We broaden the study of circulant Quantum Markov Semigroups (QMS). First, we introduce the notions of $G$-circulant GKSL generator and $G$-circulant QMS from the circulant case, corresponding to ${\mathbb{Z}}_n$, to an arbitrary finite group $G$. Second, we show that each $G$-circulant GKSL generator has a block-diagonal representation $Q\otimes {\mathbb{𝟙}}_G$, where $Q$ is a $G$-circulant matrix determined by some $\alpha \in {\ell }_2(G)$. Denoting by $H$ the subgroup of $G$ generated by the support of $\alpha$, we prove that $Q$ has its own block-diagonal matrix representation $\tilde{Q}\otimes {\mathbb{𝟙}}_r$ where $\tilde{Q}$ is an irreducible $H$-circulant matrix and $r$ is the index of $H$ in $G$. Finally, we exploit such block representations to characterize the structure, steady states, and asymptotic evolution of $G$-circulant QMSs.
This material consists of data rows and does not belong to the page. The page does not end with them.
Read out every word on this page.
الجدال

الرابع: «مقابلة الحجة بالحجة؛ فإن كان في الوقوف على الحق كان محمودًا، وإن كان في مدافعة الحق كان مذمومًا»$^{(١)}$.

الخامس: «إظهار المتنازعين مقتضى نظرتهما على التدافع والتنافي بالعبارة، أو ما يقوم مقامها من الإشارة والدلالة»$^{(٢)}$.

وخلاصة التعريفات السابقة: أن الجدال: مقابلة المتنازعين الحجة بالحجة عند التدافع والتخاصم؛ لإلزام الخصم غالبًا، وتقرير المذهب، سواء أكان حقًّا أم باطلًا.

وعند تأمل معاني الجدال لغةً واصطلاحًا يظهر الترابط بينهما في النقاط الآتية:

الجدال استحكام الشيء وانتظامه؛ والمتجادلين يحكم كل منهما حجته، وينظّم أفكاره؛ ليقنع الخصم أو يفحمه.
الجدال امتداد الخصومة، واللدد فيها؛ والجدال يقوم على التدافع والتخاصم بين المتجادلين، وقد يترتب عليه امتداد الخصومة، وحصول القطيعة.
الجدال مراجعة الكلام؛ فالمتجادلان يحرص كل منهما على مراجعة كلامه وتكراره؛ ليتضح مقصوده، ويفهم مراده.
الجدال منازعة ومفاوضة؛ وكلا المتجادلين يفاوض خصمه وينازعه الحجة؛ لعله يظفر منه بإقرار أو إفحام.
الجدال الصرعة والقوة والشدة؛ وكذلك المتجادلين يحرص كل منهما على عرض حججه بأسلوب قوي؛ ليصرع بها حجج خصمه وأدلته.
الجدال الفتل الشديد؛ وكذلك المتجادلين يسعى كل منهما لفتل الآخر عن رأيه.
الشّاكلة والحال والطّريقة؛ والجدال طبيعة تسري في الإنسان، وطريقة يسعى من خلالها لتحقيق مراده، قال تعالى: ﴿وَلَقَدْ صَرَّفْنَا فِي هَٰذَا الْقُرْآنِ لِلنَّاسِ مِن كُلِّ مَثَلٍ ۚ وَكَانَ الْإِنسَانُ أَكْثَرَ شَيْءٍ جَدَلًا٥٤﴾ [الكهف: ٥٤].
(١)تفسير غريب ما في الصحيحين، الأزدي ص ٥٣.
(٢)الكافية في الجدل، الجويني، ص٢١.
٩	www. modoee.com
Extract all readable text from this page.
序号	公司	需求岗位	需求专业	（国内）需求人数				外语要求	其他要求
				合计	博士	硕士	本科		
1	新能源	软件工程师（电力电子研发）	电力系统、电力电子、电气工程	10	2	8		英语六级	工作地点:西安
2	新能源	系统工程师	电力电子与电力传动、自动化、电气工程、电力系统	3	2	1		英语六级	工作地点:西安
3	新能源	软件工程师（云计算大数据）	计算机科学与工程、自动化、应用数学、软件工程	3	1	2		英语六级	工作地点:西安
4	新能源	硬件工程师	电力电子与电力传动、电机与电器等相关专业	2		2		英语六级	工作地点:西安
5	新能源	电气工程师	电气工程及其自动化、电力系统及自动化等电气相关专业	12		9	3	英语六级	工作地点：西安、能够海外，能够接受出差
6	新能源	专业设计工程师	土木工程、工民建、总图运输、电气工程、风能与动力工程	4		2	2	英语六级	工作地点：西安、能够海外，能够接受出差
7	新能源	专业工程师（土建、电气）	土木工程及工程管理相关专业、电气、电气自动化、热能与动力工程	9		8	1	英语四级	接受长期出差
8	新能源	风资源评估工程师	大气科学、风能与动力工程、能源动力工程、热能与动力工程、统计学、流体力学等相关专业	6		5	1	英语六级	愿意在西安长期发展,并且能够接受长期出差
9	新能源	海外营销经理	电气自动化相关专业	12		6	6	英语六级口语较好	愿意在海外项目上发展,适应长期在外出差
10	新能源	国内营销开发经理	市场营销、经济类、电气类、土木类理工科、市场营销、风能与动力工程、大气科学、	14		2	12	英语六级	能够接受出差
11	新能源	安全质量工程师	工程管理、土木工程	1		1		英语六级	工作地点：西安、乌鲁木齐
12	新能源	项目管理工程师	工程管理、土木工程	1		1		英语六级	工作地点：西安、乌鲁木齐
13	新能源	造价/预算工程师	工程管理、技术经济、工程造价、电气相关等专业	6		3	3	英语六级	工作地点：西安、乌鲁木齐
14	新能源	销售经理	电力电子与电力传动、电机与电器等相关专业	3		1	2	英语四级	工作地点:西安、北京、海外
我们拓宽了循环量子马尔可夫半群 (QMS) 的研究。首先，我们引入以下概念$G$-循环GKSL发生器和$G$- 来自循环案例的循环 QMS，对应于${\mathbb{Z}}_n$, 到任意有限群$G$. 其次，我们证明每个$G$-循环 GKSL 生成器具有块对角线表示$问\otimes {\mathbb{𝟙}}_G$， 在哪里$问$是一个$G$-由某些人确定的循环矩阵$\alpha \in {\ell }_{\mathrm{2个}}(G)$. 表示为$H$的子群$G$由支持产生$\alpha$, 我们证明$问$有自己的分块对角矩阵表示$\widetilde{问}\otimes {\mathbb{𝟙}}_r$在哪里$\widetilde{问}$是不可约的$H$-循环矩阵和$r$是指数$H$在$G$. 最后，我们利用这种块表示来表征结构、稳态和渐近演化$G$- 循环质量管理体系。